Monitoring, Cost, and Security Considerations

Monitoring

Job run history shows status, duration, and output for each run. Use email or webhook notifications for failure alerts. Query system.workflow.jobs for cross-workspace job analytics.

Cost Optimisation

- Use job clusters instead of all-purpose clusters for scheduled notebooks to get lower DBU rates and auto-termination.

- Set timeout_seconds to prevent runaway jobs from consuming excessive compute.

- Schedule during off-peak hours when cloud spot pricing is lower.

Security and Governance

- Jobs run as the job owner's identity for Unity Catalog access control.

- Use service principals as job owners for production workloads to decouple from individual accounts.

- Store sensitive parameters in Databricks secrets rather than job configurations.

Common Pitfalls and Recommended Patterns

Running production notebooks on all-purpose clusters: use job clusters for lower cost and guaranteed termination.
Hardcoding parameters: use widgets or base_parameters for runtime configuration.
Not setting timeouts: a stuck notebook can run (and cost) indefinitely without a timeout.
Skipping retry configuration: transient failures (network, spot preemption) are common; set 1-2 retries.
Using dbutils.notebook.run() for complex DAGs: use job task dependencies instead for better visibility and error handling.
Not testing with "Run Now" before scheduling: always verify a manual run succeeds before enabling the cron schedule.

Frequently Asked Questions

Can I pass parameters to a scheduled notebook?

Yes.

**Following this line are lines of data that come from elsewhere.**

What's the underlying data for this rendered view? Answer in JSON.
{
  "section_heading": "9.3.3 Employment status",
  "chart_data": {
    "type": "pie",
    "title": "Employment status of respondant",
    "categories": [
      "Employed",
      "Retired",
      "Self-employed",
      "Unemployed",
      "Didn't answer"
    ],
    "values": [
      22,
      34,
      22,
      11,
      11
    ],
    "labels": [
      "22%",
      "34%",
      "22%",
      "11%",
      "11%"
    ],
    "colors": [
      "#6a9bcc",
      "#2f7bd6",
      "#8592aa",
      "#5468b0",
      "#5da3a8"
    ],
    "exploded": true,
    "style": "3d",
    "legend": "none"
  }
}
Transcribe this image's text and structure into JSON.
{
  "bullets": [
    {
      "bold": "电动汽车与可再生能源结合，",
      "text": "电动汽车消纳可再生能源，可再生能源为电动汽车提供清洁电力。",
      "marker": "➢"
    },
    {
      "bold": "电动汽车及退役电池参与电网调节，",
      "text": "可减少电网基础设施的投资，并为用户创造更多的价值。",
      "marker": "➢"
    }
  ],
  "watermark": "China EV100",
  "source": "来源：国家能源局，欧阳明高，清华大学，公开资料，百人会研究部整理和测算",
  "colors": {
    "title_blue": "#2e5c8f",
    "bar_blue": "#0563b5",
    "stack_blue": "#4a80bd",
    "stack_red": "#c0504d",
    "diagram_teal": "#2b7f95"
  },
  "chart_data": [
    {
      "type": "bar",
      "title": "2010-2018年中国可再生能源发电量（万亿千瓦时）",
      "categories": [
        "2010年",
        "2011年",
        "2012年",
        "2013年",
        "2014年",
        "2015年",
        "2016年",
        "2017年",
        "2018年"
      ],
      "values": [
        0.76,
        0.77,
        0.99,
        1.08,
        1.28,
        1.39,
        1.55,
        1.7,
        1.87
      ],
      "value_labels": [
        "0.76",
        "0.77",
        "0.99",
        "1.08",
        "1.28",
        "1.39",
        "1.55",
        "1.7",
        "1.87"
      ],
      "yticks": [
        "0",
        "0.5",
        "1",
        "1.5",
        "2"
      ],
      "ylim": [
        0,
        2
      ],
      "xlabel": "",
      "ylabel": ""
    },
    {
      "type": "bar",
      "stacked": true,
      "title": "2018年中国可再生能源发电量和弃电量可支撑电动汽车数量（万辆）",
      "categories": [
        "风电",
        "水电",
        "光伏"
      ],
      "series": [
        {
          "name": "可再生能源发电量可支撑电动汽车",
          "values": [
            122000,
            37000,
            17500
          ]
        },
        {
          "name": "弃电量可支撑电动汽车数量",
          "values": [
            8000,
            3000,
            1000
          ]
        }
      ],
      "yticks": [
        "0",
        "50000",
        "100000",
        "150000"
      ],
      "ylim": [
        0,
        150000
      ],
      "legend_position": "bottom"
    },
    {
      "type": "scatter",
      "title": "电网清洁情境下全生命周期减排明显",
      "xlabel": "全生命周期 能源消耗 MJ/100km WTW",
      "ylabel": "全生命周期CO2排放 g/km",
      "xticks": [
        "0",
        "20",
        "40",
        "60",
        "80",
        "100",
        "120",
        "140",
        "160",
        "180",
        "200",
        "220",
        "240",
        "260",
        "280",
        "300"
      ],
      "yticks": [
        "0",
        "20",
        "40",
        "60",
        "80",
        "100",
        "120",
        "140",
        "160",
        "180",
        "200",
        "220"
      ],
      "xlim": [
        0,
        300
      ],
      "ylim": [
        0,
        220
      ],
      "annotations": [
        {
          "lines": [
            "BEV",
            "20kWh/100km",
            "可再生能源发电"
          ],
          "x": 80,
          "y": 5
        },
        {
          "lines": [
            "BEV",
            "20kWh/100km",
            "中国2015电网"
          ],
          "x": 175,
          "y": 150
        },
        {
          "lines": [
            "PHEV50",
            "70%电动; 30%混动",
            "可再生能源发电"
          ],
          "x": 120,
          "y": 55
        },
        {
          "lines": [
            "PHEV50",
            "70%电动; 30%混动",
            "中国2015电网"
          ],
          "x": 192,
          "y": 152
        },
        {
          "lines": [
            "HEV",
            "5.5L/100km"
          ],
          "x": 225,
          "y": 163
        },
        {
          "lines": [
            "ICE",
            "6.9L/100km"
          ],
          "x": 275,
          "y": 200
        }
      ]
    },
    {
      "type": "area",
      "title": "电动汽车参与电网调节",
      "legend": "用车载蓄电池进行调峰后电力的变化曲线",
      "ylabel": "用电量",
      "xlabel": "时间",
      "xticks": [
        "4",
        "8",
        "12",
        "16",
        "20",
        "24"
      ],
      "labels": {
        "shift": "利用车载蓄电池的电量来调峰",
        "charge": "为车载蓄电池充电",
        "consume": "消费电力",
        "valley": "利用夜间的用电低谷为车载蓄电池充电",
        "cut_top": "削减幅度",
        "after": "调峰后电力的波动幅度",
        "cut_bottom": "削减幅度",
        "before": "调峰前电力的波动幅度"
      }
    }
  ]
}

Use base_parameters in the job task configuration. Access them in the notebook with dbutils.widgets.get("param_name") or through task values.

What happens if a scheduled run fails?

If retry is configured, the task automatically retries up to max_retries times. If all retries fail, the job run is marked as failed and notifications are sent.

Can I schedule a notebook to run on a SQL warehouse?

Yes. Use a SQL task in the job definition to run SQL files or queries on a SQL warehouse. For notebook tasks, attach to a cluster or serverless compute.

How do I chain multiple notebooks in sequence?

Create a job with multiple tasks and define dependencies between them. Task B depends on Task A, so B only runs after A succeeds.